The Samsung Galaxy Gear arrived early last month as a glorified smartphone accessory to the Note 3, a too-eager attempt to capture portions of a nascent market intent on filling the category with purpose.
The Galaxy Gear is a smart watch, a companion to the phone or tablet in your pocket or bag; it tells the time, yes, but receives notifications passed over Bluetooth from your phone. It tells the time, yes, but it also takes photos, counts your steps, initiates calls, records voice memos, and encourages users to download “apps” from third-party developers.
It tells the time, yes, but on a 1.63-inch Super AMOLED screen. It’s powered by a smartphone processor and a smartphone operating system, running smartphone apps on a smartphone screen, shrunk down to proportions useful to only a few.

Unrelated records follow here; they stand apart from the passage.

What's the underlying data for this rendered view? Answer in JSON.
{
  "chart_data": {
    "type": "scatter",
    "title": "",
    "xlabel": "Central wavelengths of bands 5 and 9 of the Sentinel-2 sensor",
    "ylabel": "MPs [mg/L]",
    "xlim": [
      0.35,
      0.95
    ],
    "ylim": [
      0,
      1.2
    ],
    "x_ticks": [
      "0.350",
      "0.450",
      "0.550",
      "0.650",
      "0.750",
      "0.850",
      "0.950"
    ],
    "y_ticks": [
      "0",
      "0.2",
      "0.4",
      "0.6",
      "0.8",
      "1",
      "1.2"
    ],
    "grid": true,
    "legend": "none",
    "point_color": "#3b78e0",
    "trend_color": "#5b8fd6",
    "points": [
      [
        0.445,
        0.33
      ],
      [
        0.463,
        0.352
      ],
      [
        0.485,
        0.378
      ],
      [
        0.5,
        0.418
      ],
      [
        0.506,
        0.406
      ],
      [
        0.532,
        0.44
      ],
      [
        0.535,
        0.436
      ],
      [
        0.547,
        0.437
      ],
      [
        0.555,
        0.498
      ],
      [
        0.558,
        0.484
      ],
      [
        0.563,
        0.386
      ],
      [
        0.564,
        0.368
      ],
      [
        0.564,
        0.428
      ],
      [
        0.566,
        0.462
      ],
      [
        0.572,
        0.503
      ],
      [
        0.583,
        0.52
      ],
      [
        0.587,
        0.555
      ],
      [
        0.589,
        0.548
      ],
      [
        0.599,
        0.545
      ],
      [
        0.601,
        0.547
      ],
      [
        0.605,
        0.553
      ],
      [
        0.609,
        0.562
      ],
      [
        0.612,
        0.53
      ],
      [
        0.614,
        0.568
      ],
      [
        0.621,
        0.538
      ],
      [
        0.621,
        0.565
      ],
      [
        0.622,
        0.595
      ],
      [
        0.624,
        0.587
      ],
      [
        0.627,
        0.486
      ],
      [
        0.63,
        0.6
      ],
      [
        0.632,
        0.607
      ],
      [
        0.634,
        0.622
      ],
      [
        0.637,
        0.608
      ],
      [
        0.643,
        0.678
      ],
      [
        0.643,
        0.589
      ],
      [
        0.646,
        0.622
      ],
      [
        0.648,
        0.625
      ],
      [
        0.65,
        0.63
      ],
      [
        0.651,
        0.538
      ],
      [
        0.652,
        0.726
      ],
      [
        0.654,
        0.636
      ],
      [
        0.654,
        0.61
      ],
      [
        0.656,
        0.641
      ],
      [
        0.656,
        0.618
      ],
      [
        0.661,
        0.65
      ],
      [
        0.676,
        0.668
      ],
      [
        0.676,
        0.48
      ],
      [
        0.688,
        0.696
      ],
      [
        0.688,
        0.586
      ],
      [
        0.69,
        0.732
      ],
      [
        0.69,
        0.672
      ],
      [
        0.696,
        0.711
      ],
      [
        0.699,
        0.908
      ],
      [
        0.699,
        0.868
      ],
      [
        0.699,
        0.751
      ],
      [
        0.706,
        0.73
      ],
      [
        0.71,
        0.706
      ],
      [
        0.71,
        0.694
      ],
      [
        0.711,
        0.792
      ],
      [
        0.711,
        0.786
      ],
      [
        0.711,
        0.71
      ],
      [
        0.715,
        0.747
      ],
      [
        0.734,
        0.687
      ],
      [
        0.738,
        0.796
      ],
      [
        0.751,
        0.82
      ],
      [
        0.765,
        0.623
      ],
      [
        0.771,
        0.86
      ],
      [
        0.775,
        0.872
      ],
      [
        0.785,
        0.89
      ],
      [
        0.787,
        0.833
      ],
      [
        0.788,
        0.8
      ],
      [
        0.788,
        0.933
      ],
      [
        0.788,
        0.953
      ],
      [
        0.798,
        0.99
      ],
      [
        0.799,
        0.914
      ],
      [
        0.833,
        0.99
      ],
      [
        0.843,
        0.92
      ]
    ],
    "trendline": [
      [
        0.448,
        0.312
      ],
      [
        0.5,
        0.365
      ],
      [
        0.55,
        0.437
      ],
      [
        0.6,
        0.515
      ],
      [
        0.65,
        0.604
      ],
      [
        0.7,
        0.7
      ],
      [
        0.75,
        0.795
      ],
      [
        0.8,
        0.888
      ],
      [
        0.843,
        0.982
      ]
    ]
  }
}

The Gear is an interesting product, but does a lot of things badly; it is too heavy for many wrists, with a strap that adjusts with difficulty and a chassis that, while well made, feels rigid and out of place. It’s clear that Samsung designed the Gear without consulting the average watch wearer.
The Gear’s touch-based input is also interesting: it responds quickly, and the interface feels at once uniquely Samsung and sufficiently generic. But because it relies so heavily on horizontal and vertical gestures — swiping down from the top opens the 1.9MP camera affixed to the strap; swiping up from the bottom opens the dialler — users must become comfortable with a yet another user experience design.
Samsung has always been good at cramming tremendously powerful hardware into small form factors, and the Gear is no exception. Navigation is smooth and apps launch quickly, but like early versions of smartphone apps they are largely stubs, windows into more capable versions of their Android counterparts.
None of these would be deal breakers if the smart watch was actually qualified to do its main job: conveying relevant information from your smartphone. Instead, at this point in the game, the above image is what you see when alerted about anything outside the immediate Samsung ecosystem. If you use the official Gmail app, Twitter, Facebook, Hangouts, WhatsApp, etc., you won’t get any indication about the content contained within.
Of course, this is likely due to Samsung’s inability to interface directly with these apps, but it severely limits the Gear’s usefulness. You will see snippets of text messages, emails (from the Samsung Email app), and ChatOn IMs, but these are inconsequential compared to the amount of information that isn’t served by the device.
Apps and watch faces are downloaded and managed on the connected smartphone, which at this point is limited to the Galaxy Note 3, via an companion app. There are many settings, and the app requires a Samsung Account to download new content. This is Samsung’s way of hooking you into an ecosystem outside of Google’s, as it has been trying to accomplish on its smartphones for years. But without compelling content — and the apps right now, like Path, Banjo, Evernote, Vivino and others, are underwhelming — there are few reasons to spend time in that ecosystem.
And if you’re looking to use the watch every day, be prepared to charge it every night. The battery life is slated for around a full day, but I would consistently run out of juice by late evening. It is reasonably easy to charge, however, and comes with an NFC-compatible docking station that wraps around the body.
Aside from compatibility issues, which should be addressed fairly soon with updates to the Galaxy Note 2, Galaxy S3 and Galaxy S4, along with the Galaxy S4 mini and Mega in the coming months, the main issue with the Gear is the price. At $329 CDN, this is very much a product aimed at early adopters, a competent piece of hardware constrained by half-baked software and an inaccessible price.
The good news is that software can be updated, and prices lowered. Samsung is clearly committed to the category, and I wouldn’t be surprised to see swift improvements to the interface, along with a big price drop towards the end of the year. But unless you’re already a recent Galaxy smartphone owner and a supporter of emerging technologies, I’d avoid the first generation Gear. Like the Galaxy S2 exponentially improved upon the hardware and software of the original Galaxy S, Samsung is clearly willing to take a hit (and considerable criticism) to get out in front of the pack, and gain the mindshare necessary to make it a success…eventually.